Wednesday, August 19, 2009
Auto industry pioneer Sue Cischke got her start at OUBy Katie Land, news editor
Considered a female pioneer in the auto industry, Sue Cischke began her career path at Oakland University. Working in a field dominated by men, she has risen to the position of group vice president of sustainability, environment and safety engineering at Ford.
|Oakland alumna Sue Cischke has risen to the position of a vice president at Ford.
The 1976 graduate earned her bachelor’s of engineering from Oakland and went on to complete two master’s degrees from the University of Michigan. She said her time at Oakland prepared her for graduate school and built the skills she uses on a daily basis throughout a successful career.
“It was a terrific experience,” Cishke said. “Oakland focused on the way to learn. Learning how to learn or how to problem-solve is a vital skill in any career. Working in labs and working in teams takes special people skills, and those were built at Oakland.”
Cischke’s list of recognitions is long and distinguished. In 2008, the Automotive Hall of Fame honored her with its Distinguished Service Citation. In 1997, she received the Horace H. Rackham Award for outstanding humanitarian achievements from the Engineering Society of Detroit, the first woman in the society's 102-year history to win the award. She also has been twice named one of “100 Leading Women” by Automotive News and was chosen among the “Most Influential Women” by Crain’s Detroit Business.
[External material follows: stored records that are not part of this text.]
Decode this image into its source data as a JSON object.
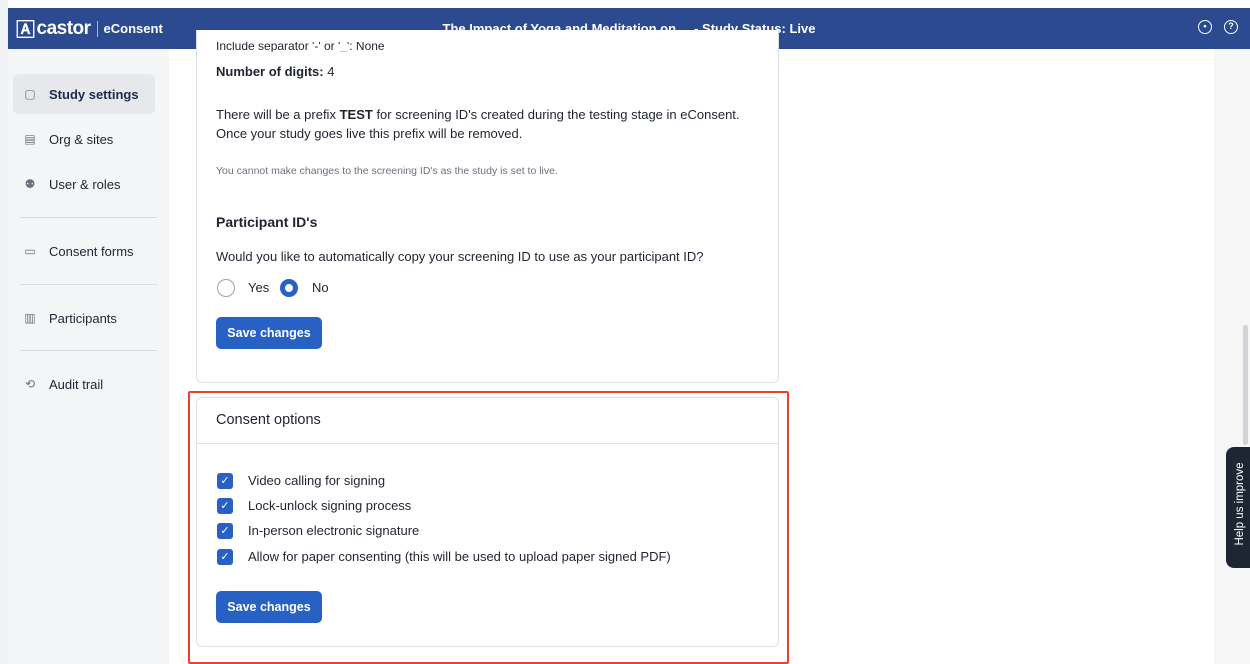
{
  "app": {
    "brand": "castor",
    "product": "eConsent",
    "title": "The Impact of Yoga and Meditation on ...  - Study Status: Live"
  },
  "header_icons": [
    "user-circle-icon",
    "help-circle-icon"
  ],
  "sidebar": {
    "items": [
      {
        "label": "Study settings",
        "icon": "info-square-icon",
        "active": true
      },
      {
        "label": "Org & sites",
        "icon": "building-icon",
        "active": false
      },
      {
        "label": "User & roles",
        "icon": "users-icon",
        "active": false
      },
      {
        "label": "Consent forms",
        "icon": "clipboard-icon",
        "active": false
      },
      {
        "label": "Participants",
        "icon": "id-card-icon",
        "active": false
      },
      {
        "label": "Audit trail",
        "icon": "history-icon",
        "active": false
      }
    ]
  },
  "screening": {
    "cut_line": "Include separator '-' or '_': None",
    "digits_label": "Number of digits:",
    "digits_value": "4",
    "prefix_line1_a": "There will be a prefix",
    "prefix_word": "TEST",
    "prefix_line1_b": "for screening ID's created during the testing stage in eConsent.",
    "prefix_line2": "Once your study goes live this prefix will be removed.",
    "note": "You cannot make changes to the screening ID's as the study is set to live."
  },
  "participant_ids": {
    "heading": "Participant ID's",
    "question": "Would you like to automatically copy your screening ID to use as your participant ID?",
    "options": [
      {
        "label": "Yes",
        "checked": false
      },
      {
        "label": "No",
        "checked": true
      }
    ],
    "save_label": "Save changes"
  },
  "consent_options": {
    "heading": "Consent options",
    "items": [
      {
        "label": "Video calling for signing",
        "checked": true
      },
      {
        "label": "Lock-unlock signing process",
        "checked": true
      },
      {
        "label": "In-person electronic signature",
        "checked": true
      },
      {
        "label": "Allow for paper consenting (this will be used to upload paper signed PDF)",
        "checked": true
      }
    ],
    "save_label": "Save changes"
  },
  "feedback": {
    "label": "Help us improve"
  },
  "colors": {
    "brand": "#2b4a8f",
    "accent": "#2861c4",
    "highlight": "#e8432d"
  }
}
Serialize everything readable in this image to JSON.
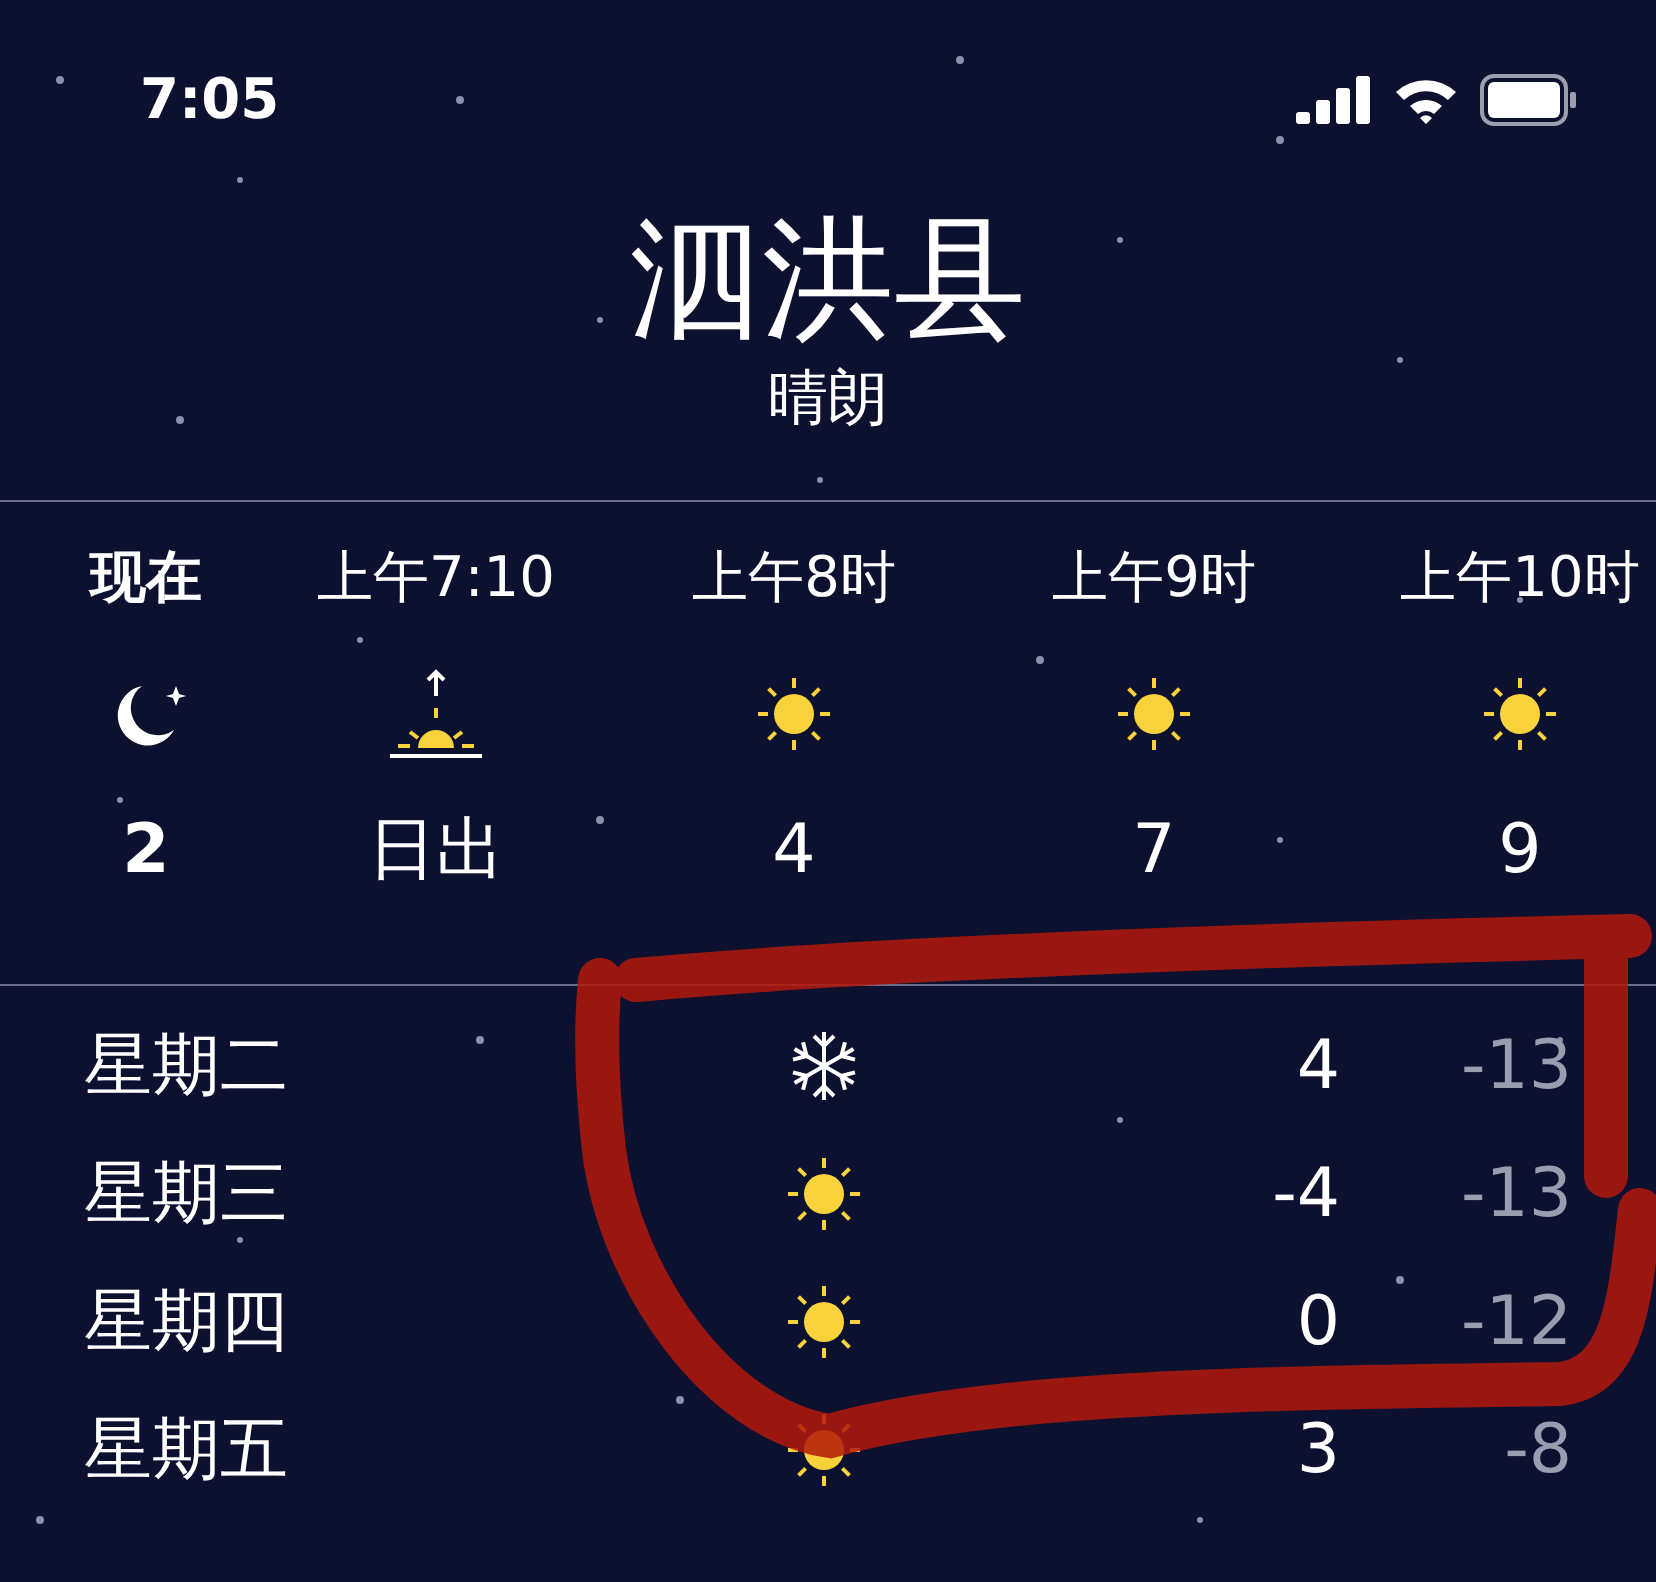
{
  "status_bar": {
    "time": "7:05"
  },
  "location": {
    "city": "泗洪县",
    "condition": "晴朗"
  },
  "hourly": [
    {
      "label": "现在",
      "kind": "moon",
      "temp": "2",
      "selected": true
    },
    {
      "label": "上午7:10",
      "kind": "sunrise",
      "temp": "日出",
      "selected": false
    },
    {
      "label": "上午8时",
      "kind": "sun",
      "temp": "4",
      "selected": false
    },
    {
      "label": "上午9时",
      "kind": "sun",
      "temp": "7",
      "selected": false
    },
    {
      "label": "上午10时",
      "kind": "sun",
      "temp": "9",
      "selected": false
    }
  ],
  "daily": [
    {
      "day": "星期二",
      "kind": "snow",
      "high": "4",
      "low": "-13"
    },
    {
      "day": "星期三",
      "kind": "sun",
      "high": "-4",
      "low": "-13"
    },
    {
      "day": "星期四",
      "kind": "sun",
      "high": "0",
      "low": "-12"
    },
    {
      "day": "星期五",
      "kind": "sun",
      "high": "3",
      "low": "-8"
    }
  ]
}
Cischke spent nearly 25 years at Chrysler before moving on to Ford in 2001. It has been both fascinating and gratifying to have earned responsible positions at two major auto companies and to contribute to their day-to-day decision making, she said.
“I have worked technical jobs and managerial jobs with technical roots. I ran the proving grounds for Chrysler, and it was an opportunity to use all of the skills I learned – ranging from technical and people to teamwork and problem-solving skills. Oakland served to prepare me for more opportunity in the management ranks. You can always fall back on problem-solving skills.”
When she started at Oakland, there were less than 20 women in the engineering program. By her graduation, only three were left. Today the number of women entering the auto industry is still pretty small, Cishke said.
“Getting more women involved at all levels is certainly important. The main goal is to give customers what they want and diversity within the company helps us supply to a diverse customer base. And don’t forget that nearly 80 percent of car-buying decisions are made by women,” she added.
A major deterrent is that the auto industry is very demanding in terms of time. Companies like Ford promote a balance between work and home life to provide more flexible environments and encourage women to join the field. Today’s technological advances keep people in near constant contact and help to give companies a greater reach, Cishke continued.
While this is a difficult and challenging time in history for America’s auto industry, Cischke remains focused on the task ahead and looks forward to a brighter and better future for both manufacturing and Michigan.
“Oakland is an asset to the community,” she said. “It has a long history of graduating people with a well-rounded education and it is located right in our backyard. At Ford, we will continue to take advantage of OU grads. Michigan can recover and grow strong again with the help of strong auto companies and strong universities like Oakland.”